Activism – Occupy Hong Kong

On Saturday, October 15th 2011, hundreds of protesters occupied Exchange Square in Central. Since then, dozens of activists have been occupying the space beneath Central’s HSBC building.  Here are a few links to local/international coverage:

  • Tom on Reuters (video), on TVB (video) Sina (press), CRI English (radio) and a longer quote on RTHK 3 (radio) after the Exchange Square protest on 15.10.11.

An unpublished piece I wrote about the relevance of #OWS in Hong Kong…

At a time of deep cuts and austerity measures in Europe and the US, booming Hong Kong is enjoying such a surplus that the government is offering personal US$700 bail-outs to all residents, subsidising electricity bills and allowing families in public housing free rent for 2 months. However, not all is as it seems beneath the Tiger Economy’s glittering skyline.

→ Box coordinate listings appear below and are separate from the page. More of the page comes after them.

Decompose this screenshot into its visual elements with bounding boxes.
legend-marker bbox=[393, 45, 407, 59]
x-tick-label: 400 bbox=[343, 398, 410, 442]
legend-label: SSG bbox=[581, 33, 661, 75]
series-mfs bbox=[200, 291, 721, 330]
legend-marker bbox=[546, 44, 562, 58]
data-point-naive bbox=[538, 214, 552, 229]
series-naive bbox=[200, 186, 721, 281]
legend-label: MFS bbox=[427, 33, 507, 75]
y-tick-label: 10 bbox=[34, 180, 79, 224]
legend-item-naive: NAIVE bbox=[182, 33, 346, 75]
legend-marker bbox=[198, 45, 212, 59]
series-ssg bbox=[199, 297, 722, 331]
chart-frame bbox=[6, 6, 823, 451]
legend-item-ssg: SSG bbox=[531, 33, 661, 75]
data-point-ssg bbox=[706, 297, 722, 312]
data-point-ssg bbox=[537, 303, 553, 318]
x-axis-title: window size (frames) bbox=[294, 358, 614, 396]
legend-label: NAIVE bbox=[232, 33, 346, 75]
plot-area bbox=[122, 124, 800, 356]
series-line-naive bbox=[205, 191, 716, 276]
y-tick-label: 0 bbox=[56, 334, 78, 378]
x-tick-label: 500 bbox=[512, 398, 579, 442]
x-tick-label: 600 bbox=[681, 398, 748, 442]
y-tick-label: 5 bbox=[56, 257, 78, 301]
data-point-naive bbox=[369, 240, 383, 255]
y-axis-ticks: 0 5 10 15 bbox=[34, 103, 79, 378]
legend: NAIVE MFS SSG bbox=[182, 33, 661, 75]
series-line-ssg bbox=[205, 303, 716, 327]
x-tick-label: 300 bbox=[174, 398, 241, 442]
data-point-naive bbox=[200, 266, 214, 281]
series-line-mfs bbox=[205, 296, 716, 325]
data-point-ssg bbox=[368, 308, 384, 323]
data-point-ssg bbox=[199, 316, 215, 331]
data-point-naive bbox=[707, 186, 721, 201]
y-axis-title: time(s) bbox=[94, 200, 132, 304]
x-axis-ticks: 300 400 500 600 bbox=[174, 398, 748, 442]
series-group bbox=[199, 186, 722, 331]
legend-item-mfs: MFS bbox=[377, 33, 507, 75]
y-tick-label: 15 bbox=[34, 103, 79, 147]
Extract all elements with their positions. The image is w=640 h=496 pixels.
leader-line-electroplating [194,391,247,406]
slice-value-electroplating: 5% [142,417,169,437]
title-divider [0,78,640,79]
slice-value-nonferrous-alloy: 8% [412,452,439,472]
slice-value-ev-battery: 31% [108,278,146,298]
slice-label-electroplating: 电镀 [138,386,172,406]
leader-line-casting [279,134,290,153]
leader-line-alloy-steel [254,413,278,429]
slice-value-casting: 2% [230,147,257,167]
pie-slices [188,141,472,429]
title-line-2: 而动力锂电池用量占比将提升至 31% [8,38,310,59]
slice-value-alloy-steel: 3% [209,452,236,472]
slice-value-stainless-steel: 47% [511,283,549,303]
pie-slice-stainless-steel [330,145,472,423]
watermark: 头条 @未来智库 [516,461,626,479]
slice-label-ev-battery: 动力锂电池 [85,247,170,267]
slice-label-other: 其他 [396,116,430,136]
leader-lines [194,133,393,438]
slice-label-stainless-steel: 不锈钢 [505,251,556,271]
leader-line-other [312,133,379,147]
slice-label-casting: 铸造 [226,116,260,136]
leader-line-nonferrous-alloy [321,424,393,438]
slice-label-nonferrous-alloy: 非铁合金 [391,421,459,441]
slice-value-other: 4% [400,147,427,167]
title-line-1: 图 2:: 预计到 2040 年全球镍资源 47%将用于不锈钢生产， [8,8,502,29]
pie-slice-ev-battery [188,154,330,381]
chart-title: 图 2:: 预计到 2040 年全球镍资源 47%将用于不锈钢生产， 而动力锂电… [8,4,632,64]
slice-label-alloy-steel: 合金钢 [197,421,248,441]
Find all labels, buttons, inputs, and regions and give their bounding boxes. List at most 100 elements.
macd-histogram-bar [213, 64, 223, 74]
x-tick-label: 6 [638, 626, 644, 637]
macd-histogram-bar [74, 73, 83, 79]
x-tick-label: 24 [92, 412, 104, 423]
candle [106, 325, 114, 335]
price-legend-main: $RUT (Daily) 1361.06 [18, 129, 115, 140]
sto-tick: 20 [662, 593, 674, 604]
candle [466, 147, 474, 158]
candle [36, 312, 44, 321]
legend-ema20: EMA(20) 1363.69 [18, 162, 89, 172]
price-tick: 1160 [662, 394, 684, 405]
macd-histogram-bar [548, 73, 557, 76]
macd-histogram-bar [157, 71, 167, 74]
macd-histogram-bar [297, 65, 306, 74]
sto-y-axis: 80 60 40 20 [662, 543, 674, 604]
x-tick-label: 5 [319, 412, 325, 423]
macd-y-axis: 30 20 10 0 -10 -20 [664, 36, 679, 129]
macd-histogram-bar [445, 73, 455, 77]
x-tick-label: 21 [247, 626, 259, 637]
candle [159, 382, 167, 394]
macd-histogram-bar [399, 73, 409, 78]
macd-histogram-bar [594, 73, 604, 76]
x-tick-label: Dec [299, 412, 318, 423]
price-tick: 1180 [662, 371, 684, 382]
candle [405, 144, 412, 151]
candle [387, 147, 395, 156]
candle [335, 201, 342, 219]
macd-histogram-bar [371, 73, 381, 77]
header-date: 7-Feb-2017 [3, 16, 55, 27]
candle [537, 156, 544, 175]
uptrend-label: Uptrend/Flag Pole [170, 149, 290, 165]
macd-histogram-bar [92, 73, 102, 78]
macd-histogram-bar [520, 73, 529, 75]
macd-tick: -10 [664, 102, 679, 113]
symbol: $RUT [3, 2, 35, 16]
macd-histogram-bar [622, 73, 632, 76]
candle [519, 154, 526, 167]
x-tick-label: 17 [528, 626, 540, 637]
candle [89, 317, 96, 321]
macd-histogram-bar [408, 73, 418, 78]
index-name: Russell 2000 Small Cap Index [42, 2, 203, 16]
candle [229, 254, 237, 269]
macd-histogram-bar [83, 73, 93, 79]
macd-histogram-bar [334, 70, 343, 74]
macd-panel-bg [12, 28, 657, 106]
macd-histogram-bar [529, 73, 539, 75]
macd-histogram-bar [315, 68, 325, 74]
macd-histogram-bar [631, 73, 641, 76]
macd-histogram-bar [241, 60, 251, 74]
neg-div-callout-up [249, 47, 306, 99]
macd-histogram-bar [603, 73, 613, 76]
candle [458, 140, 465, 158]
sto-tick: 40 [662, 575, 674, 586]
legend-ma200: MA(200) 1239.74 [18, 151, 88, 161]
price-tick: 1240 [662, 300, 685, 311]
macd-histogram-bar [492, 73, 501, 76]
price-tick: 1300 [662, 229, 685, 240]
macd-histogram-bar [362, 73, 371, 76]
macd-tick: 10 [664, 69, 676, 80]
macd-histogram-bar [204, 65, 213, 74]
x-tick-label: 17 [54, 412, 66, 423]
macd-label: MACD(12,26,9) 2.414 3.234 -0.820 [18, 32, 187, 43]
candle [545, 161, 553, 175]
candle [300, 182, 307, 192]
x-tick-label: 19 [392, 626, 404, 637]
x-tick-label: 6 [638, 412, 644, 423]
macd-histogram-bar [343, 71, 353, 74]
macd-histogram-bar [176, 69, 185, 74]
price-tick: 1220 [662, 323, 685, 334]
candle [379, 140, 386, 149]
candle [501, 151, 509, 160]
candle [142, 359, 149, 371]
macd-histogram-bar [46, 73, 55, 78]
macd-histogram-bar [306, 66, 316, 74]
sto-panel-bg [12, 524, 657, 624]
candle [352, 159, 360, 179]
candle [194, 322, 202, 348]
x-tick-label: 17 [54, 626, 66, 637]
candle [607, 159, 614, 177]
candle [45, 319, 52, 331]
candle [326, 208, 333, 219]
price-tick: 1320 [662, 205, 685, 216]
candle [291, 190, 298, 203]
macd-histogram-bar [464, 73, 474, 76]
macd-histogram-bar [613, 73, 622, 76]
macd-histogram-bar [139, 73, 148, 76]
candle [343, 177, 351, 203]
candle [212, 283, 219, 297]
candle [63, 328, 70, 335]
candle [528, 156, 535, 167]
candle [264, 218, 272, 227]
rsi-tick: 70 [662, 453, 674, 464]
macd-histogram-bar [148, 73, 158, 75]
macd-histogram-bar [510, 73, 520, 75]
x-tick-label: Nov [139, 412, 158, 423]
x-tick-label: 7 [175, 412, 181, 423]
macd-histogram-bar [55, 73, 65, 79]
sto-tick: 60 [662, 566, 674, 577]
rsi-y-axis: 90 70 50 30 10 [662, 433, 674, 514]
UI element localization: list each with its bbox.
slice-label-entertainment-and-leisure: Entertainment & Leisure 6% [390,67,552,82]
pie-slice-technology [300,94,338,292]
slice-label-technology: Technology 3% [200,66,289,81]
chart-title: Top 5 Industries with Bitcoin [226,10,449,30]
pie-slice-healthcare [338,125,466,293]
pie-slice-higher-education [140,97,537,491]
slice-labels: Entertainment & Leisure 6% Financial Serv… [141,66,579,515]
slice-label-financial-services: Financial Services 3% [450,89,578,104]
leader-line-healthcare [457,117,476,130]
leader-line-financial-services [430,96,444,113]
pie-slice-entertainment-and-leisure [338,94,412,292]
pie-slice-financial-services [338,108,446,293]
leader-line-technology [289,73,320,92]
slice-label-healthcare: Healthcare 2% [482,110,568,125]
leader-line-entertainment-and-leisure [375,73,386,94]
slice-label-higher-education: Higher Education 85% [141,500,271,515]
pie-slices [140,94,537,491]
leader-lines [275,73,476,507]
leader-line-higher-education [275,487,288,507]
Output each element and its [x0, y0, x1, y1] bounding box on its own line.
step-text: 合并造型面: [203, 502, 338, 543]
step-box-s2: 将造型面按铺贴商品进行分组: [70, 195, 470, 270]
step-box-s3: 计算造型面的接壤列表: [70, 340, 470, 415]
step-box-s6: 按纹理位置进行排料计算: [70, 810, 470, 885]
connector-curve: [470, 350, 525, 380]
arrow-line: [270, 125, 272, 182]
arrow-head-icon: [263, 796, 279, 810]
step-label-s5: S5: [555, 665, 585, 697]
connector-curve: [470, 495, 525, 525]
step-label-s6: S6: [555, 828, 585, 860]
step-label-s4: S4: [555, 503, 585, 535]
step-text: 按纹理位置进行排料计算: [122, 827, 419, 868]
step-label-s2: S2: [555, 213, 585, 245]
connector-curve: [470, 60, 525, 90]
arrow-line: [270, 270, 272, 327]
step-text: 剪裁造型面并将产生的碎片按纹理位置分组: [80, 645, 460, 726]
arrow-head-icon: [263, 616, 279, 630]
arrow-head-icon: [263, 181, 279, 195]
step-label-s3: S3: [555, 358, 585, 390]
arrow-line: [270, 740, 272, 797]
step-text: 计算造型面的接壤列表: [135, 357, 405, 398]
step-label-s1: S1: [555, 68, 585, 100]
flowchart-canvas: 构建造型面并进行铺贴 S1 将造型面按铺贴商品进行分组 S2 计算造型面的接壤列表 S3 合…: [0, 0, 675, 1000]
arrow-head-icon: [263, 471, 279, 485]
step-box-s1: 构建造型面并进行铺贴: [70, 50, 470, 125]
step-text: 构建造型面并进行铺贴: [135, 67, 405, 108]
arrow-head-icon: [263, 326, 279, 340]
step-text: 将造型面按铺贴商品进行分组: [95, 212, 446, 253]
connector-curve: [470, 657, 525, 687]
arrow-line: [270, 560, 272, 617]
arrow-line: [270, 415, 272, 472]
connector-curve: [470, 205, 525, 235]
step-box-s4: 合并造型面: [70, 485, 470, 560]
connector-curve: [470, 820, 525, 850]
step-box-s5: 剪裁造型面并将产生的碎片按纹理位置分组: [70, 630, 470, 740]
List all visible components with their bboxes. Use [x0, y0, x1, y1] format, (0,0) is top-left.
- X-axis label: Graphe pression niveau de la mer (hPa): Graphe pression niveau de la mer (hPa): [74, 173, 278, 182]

Last Saturday, over 300 ‘Occupy Hong Kong’ activists gathered at the city’s Stock Exchange. As the freest economy in the world and the third most favoured tax haven, one would doubt that the thriving ‘Capital of Capitalism’ would have seen anything of the Occupy Wall St movement. However, the turnout exceeded all expectations as demonstrators were keen to raise awareness of the territory’s shameful growing income disparity.

Despite producing more millionaires than any other country last year, the ex-British colony also shares the more dubious accolade of ‘widest poverty gap in Asia’. According to the UN Gini Coefficient, which measures income inequality, Hong Kong society rates as the most unequal amongst all highly developed economies. The wealthiest 10 per cent of the populace control more than a third of the city’s income, whilst the bottom 10 per cent share only 2 per cent.

It is a city where an estimated 5000 people live in 15sq foot squalid ‘cage homes’ – tiny shoebox ‘coffins’ subdivided with wire mesh and often shared between more than a dozen other occupants. Not only does Kowloon boast one of the highest population densities in the world but the property rental market is also the world’s most expensive, with the poorest actually paying more per square foot than those in lavish apartments.

It is a city which features the world’s highest per capita ownership of Rolls-Royces – yet luxury cars are almost as common sight as the elderly people forced to rummage through bins in search of items they can sell to recyclers. With little in the way of welfare, these workers, mostly old women, have a median income of just US$40 per month and often labour throughout the intense summer heat.

Although many Hong Kongers have prospered in recent years, it is these ongoing injustices and the widening rich-poor gap that motivated many to hit the streets in solidarity with the global ‘Occupy’ movement. Making headlines around the world, and dominating local news reports, gatherings have been attended by individuals, unions, political parties and activist groups. Protesters – many of them expatriates – have since moved their tents, placards and resource centers to the HSBC headquarters. Known to most as simply ‘The Bank’, HSBC has arguably profited from the international financial turmoil.

In 2009 G20 nations met to name and shame tax havens that did not comply with international standards of transparency. The sanctions and action plan were flimsy at best, yet Chinese premier Hu Jintao managed to persuade his French counterpart, Nicolas Sarkozy, to exempt China’s autonomous Special Administrative Regions (SARs) from the blacklist. Since then, companies have flocked to the Asian banking hub in order to escape tax obligations at home.

The Tax Justice Network, a British NGO which opposes tax loopholes and campaigns for a level playing field, ranked the territory towards the top of its secrecy scale with a score of 73 out of a potential 100. In its ‘Mapping Financial Secrecy’ investigation, it reported that the SAR must do more to “deter illicit financial flows… originating from tax evasion, aggressive tax avoidance practices, corrupt practices and criminal activities”.

Hong Kong remains a microcosm for the problems highlighted by the wider ‘Occupy’ movement. Against a backdrop of an ever-widening poverty gap, there has been little by way of reform or new regulation against the sector responsible for the meltdown. The city is almost solely reliant on the financial industry, and – although it has fared better than most since the 2008 crash – the rich have continued to grow wealthier and the poor have become further impoverished. If it is true, as analysts predict, that the world now stands on another precipice overlooking a second deep recession, the movement will undoubtedly be galvanised both here and abroad. At least for the poor of Hong Kong, the hope which this new wave of resistance offers could not be more well-timed.